Frère Cadfael occupait un rang trop modeste dans la hiérarchie pour être invité à la table de l’abbé quand il y avait des hôtes de cette importance. Il n’en éprouvait aucune rancoeur, et il n’en serait pas moins informé de ce qui se dirait puisqu’il était évident que Hugh Beringar, en l’absence du shérif, serait présent à toute réunion où l’on aborderait des problèmes politiques et qu’il rapporterait fidèlement l’essentiel des propos à son alter ego.
Après avoir accompagné le chanoine dans ses appartements de l’hôtellerie, Hugh arriva en bâillant à la cabane du jardin aux herbes médicinales.
— C’est un type impressionnant ; ça ne m’étonne pas que l’évêque l’apprécie tellement. Vous l’avez vu, Cadfael ?
— Oui, je l’ai vu arriver.
Le chanoine était grand, corpulent, solidement bâti ; il montait cependant à cheval comme un chasseur depuis son enfance et comme un guerrier depuis son adolescence. Une tonsure ronde dans sa chevelure épaisse couronnait une tête sphérique et massive. On distinguait une ombre bleutée sur son visage glabre quand il descendit de cheval au début de la soirée. Ses beaux vêtements étaient élégants mais austères ; il portait pour seuls bijoux une croix et un anneau mais tous deux d’un goût exquis. Sa mâchoire volontaire et son oeil autoritaire exprimaient l’intelligence et la tolérance.

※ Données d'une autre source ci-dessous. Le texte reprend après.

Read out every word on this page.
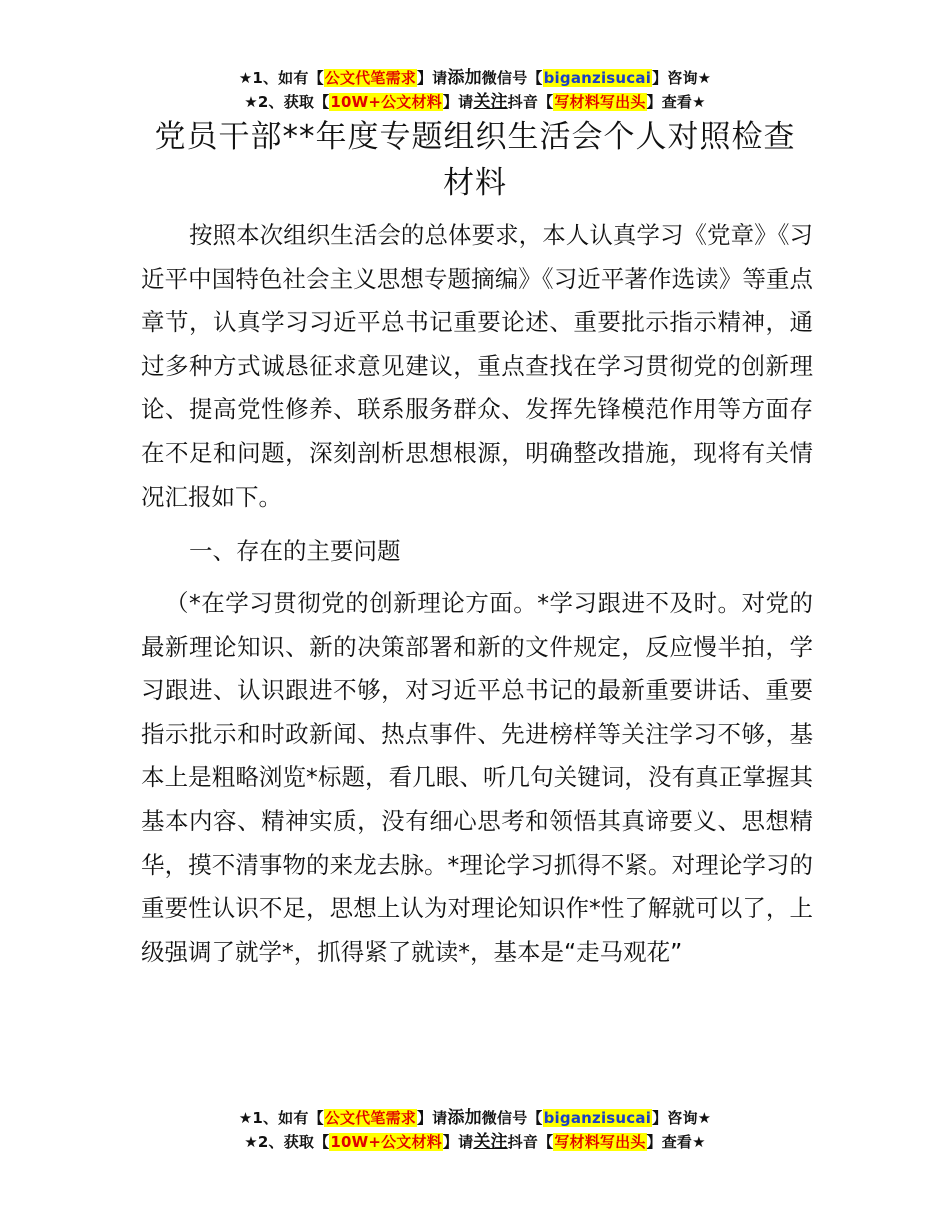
★1、如有【公文代笔需求】请添加微信号【biganzisucai】咨询★
★2、获取【10W+公文材料】请关注抖音【写材料写出头】查看★
党员干部**年度专题组织生活会个人对照检查材料
按照本次组织生活会的总体要求，本人认真学习《党章》《习近平中国特色社会主义思想专题摘编》《习近平著作选读》等重点章节，认真学习习近平总书记重要论述、重要批示指示精神，通过多种方式诚恳征求意见建议，重点查找在学习贯彻党的创新理论、提高党性修养、联系服务群众、发挥先锋模范作用等方面存在不足和问题，深刻剖析思想根源，明确整改措施，现将有关情况汇报如下。
一、存在的主要问题
（*在学习贯彻党的创新理论方面。*学习跟进不及时。对党的最新理论知识、新的决策部署和新的文件规定，反应慢半拍，学习跟进、认识跟进不够，对习近平总书记的最新重要讲话、重要指示批示和时政新闻、热点事件、先进榜样等关注学习不够，基本上是粗略浏览*标题，看几眼、听几句关键词，没有真正掌握其基本内容、精神实质，没有细心思考和领悟其真谛要义、思想精华，摸不清事物的来龙去脉。*理论学习抓得不紧。对理论学习的重要性认识不足，思想上认为对理论知识作*性了解就可以了，上级强调了就学*，抓得紧了就读*，基本是“走马观花”
★1、如有【公文代笔需求】请添加微信号【biganzisucai】咨询★
★2、获取【10W+公文材料】请关注抖音【写材料写出头】查看★
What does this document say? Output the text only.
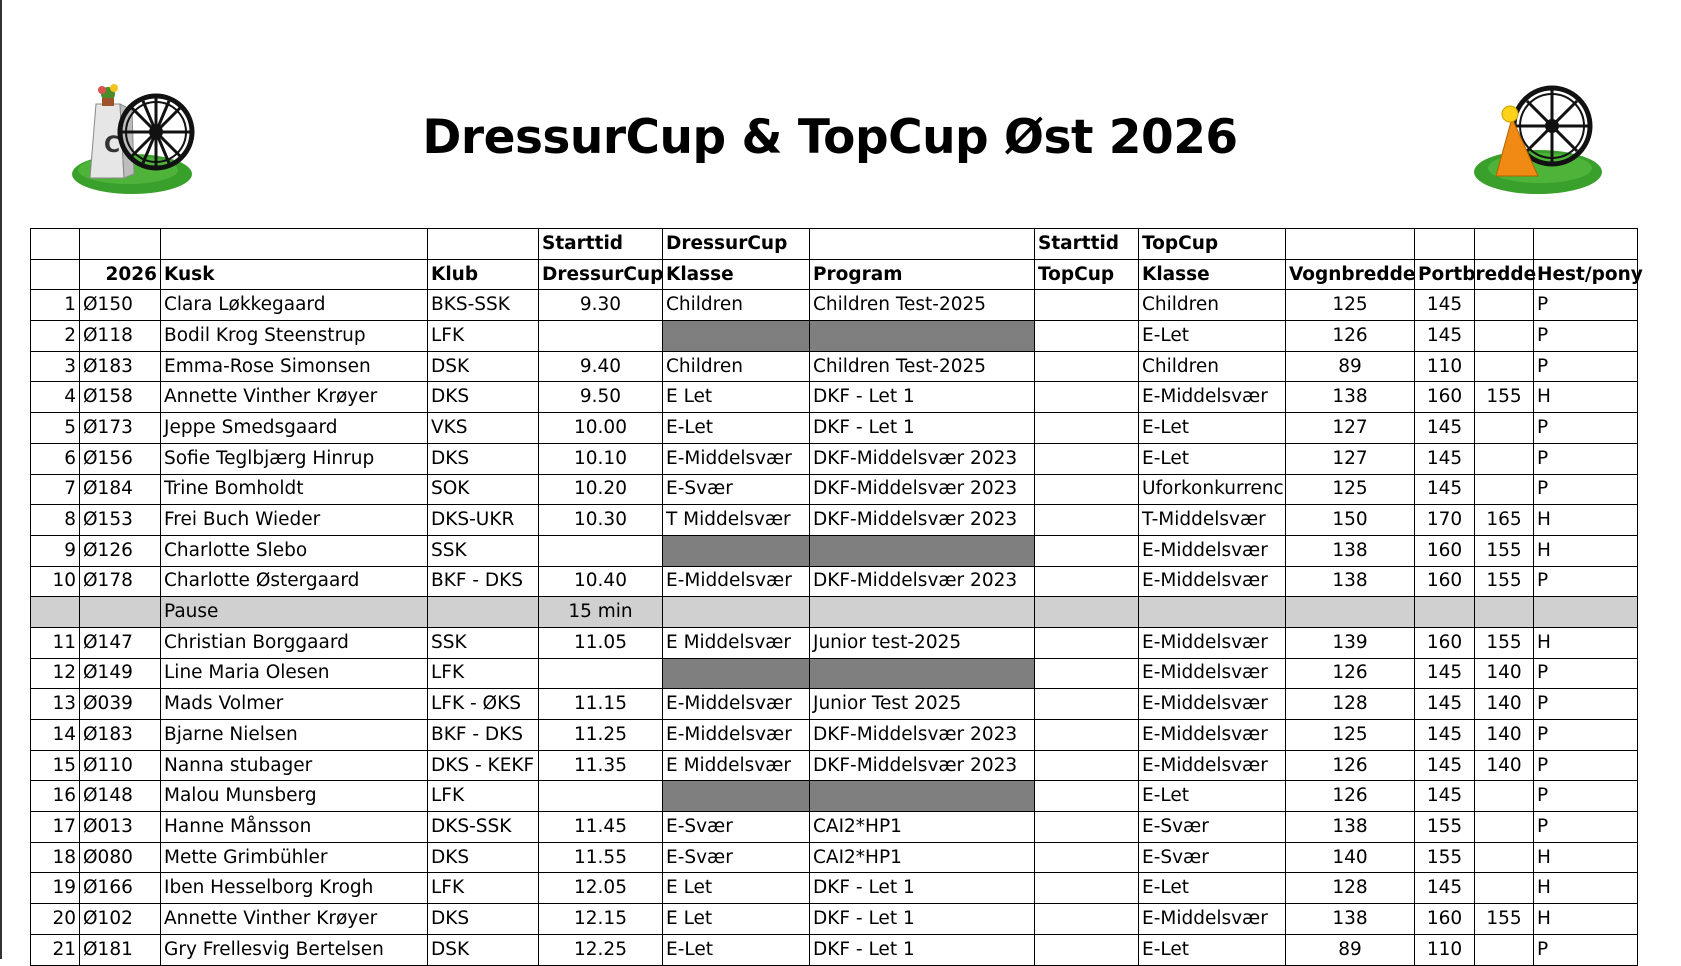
C	DressurCup & TopCup Øst 2026
				Starttid	DressurCup		Starttid	TopCup				
	2026	Kusk	Klub	DressurCup	Klasse	Program	TopCup	Klasse	Vognbredde	Portbredde		Hest/pony
1	Ø150	Clara Løkkegaard	BKS-SSK	9.30	Children	Children Test-2025		Children	125	145		P
2	Ø118	Bodil Krog Steenstrup	LFK					E-Let	126	145		P
3	Ø183	Emma-Rose Simonsen	DSK	9.40	Children	Children Test-2025		Children	89	110		P
4	Ø158	Annette Vinther Krøyer	DKS	9.50	E Let	DKF - Let 1		E-Middelsvær	138	160	155	H
5	Ø173	Jeppe Smedsgaard	VKS	10.00	E-Let	DKF - Let 1		E-Let	127	145		P
6	Ø156	Sofie Teglbjærg Hinrup	DKS	10.10	E-Middelsvær	DKF-Middelsvær 2023		E-Let	127	145		P
7	Ø184	Trine Bomholdt	SOK	10.20	E-Svær	DKF-Middelsvær 2023		Uforkonkurrenc	125	145		P
8	Ø153	Frei Buch Wieder	DKS-UKR	10.30	T Middelsvær	DKF-Middelsvær 2023		T-Middelsvær	150	170	165	H
9	Ø126	Charlotte Slebo	SSK					E-Middelsvær	138	160	155	H
10	Ø178	Charlotte Østergaard	BKF - DKS	10.40	E-Middelsvær	DKF-Middelsvær 2023		E-Middelsvær	138	160	155	P
		Pause		15 min								
11	Ø147	Christian Borggaard	SSK	11.05	E Middelsvær	Junior test-2025		E-Middelsvær	139	160	155	H
12	Ø149	Line Maria Olesen	LFK					E-Middelsvær	126	145	140	P
13	Ø039	Mads Volmer	LFK - ØKS	11.15	E-Middelsvær	Junior Test 2025		E-Middelsvær	128	145	140	P
14	Ø183	Bjarne Nielsen	BKF - DKS	11.25	E-Middelsvær	DKF-Middelsvær 2023		E-Middelsvær	125	145	140	P
15	Ø110	Nanna stubager	DKS - KEKF	11.35	E Middelsvær	DKF-Middelsvær 2023		E-Middelsvær	126	145	140	P
16	Ø148	Malou Munsberg	LFK					E-Let	126	145		P
17	Ø013	Hanne Månsson	DKS-SSK	11.45	E-Svær	CAI2*HP1		E-Svær	138	155		P
18	Ø080	Mette Grimbühler	DKS	11.55	E-Svær	CAI2*HP1		E-Svær	140	155		H
19	Ø166	Iben Hesselborg Krogh	LFK	12.05	E Let	DKF - Let 1		E-Let	128	145		H
20	Ø102	Annette Vinther Krøyer	DKS	12.15	E Let	DKF - Let 1		E-Middelsvær	138	160	155	H
21	Ø181	Gry Frellesvig Bertelsen	DSK	12.25	E-Let	DKF - Let 1		E-Let	89	110		P
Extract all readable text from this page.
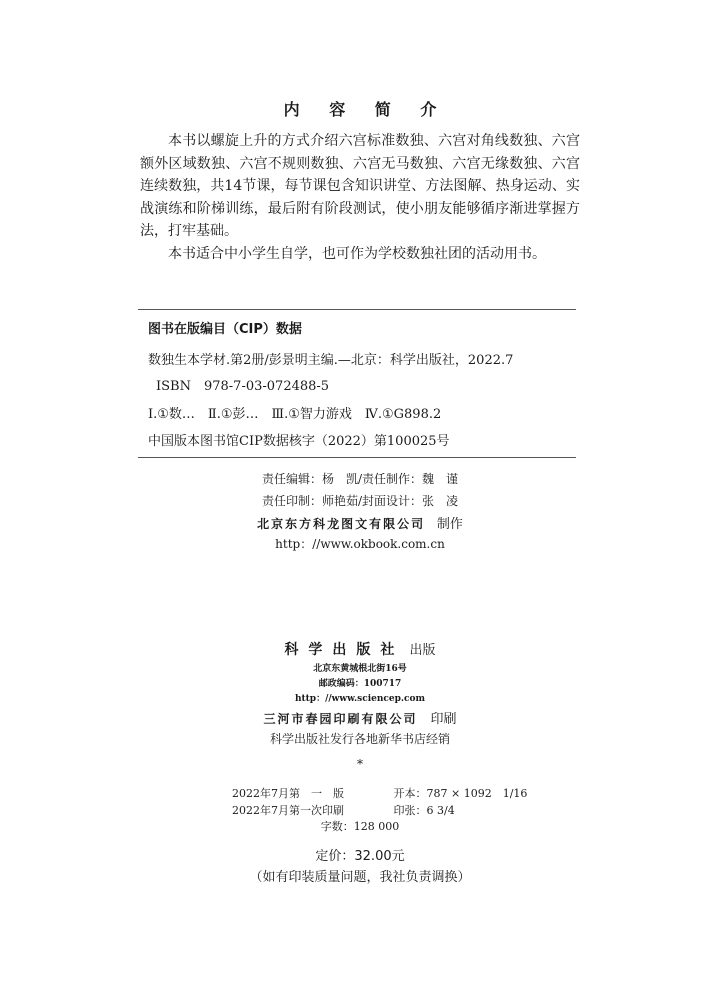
内 容 简 介

本书以螺旋上升的方式介绍六宫标准数独、六宫对角线数独、六宫额外区域数独、六宫不规则数独、六宫无马数独、六宫无缘数独、六宫连续数独，共14节课，每节课包含知识讲堂、方法图解、热身运动、实战演练和阶梯训练，最后附有阶段测试，使小朋友能够循序渐进掌握方法，打牢基础。

本书适合中小学生自学，也可作为学校数独社团的活动用书。

图书在版编目（CIP）数据
数独生本学材.第2册/彭景明主编.—北京：科学出版社，2022.7
ISBN　978-7-03-072488-5
Ⅰ.①数…　Ⅱ.①彭…　Ⅲ.①智力游戏　Ⅳ.①G898.2
中国版本图书馆CIP数据核字（2022）第100025号
责任编辑：杨　凯/责任制作：魏　谨
责任印制：师艳茹/封面设计：张　凌
北京东方科龙图文有限公司 制作
http：//www.okbook.com.cn
科学出版社 出版
北京东黄城根北街16号
邮政编码：100717
http：//www.sciencep.com
三河市春园印刷有限公司 印刷
科学出版社发行各地新华书店经销
*
2022年7月第　一　版	开本：787 × 1092　1/16
2022年7月第一次印刷	印张：6 3/4
字数：128 000
定价：32.00元
（如有印装质量问题，我社负责调换）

— Qu’est-ce qu’il fabrique par ici, alors que son évêque se trouve outre-mer ?
— Mais, la même chose que son évêque en Normandie ; il sollicite l’appui de tous les gens importants qu’il peut dénicher pour essayer de mettre sur pied un plan susceptible de permettre d’éviter à l’Angleterre un démembrement complet. Tout en recherchant le soutien du roi et du duc en France, Henri s’efforce par tous les moyens de connaître la position du comte Ranulf de Chester et de son frère Guillaume de Roumare. Ils n’ont prêté aucun intérêt à la réunion de l’été dernier et il semble bien que l’évêque ait envoyé un de ses hommes dans le Nord, histoire de se montrer courtois envers les deux frères juste avant son départ pour la France. Il s’agit d’un des prêtres de sa maison, un jeune homme promis à un grand avenir du nom de Peter Clemence. Et Peter Clemence n’est jamais revenu. On peut interpréter cela de plusieurs façons, mais le temps passe, il n’a pas donné signe de vie et les deux frères du Nord n’ont pas donné de ses nouvelles, alors notre chanoine devient nerveux. Il s’est instauré une sorte de trêve au sud et à l’ouest. De part et d’autre on s’observe et on attend. Donc Eluard s’est dit qu’il pourrait tout aussi bien se rendre à Chester pour découvrir ce qui s’y passe et voir ce qu’il était advenu de l’envoyé de son évêque.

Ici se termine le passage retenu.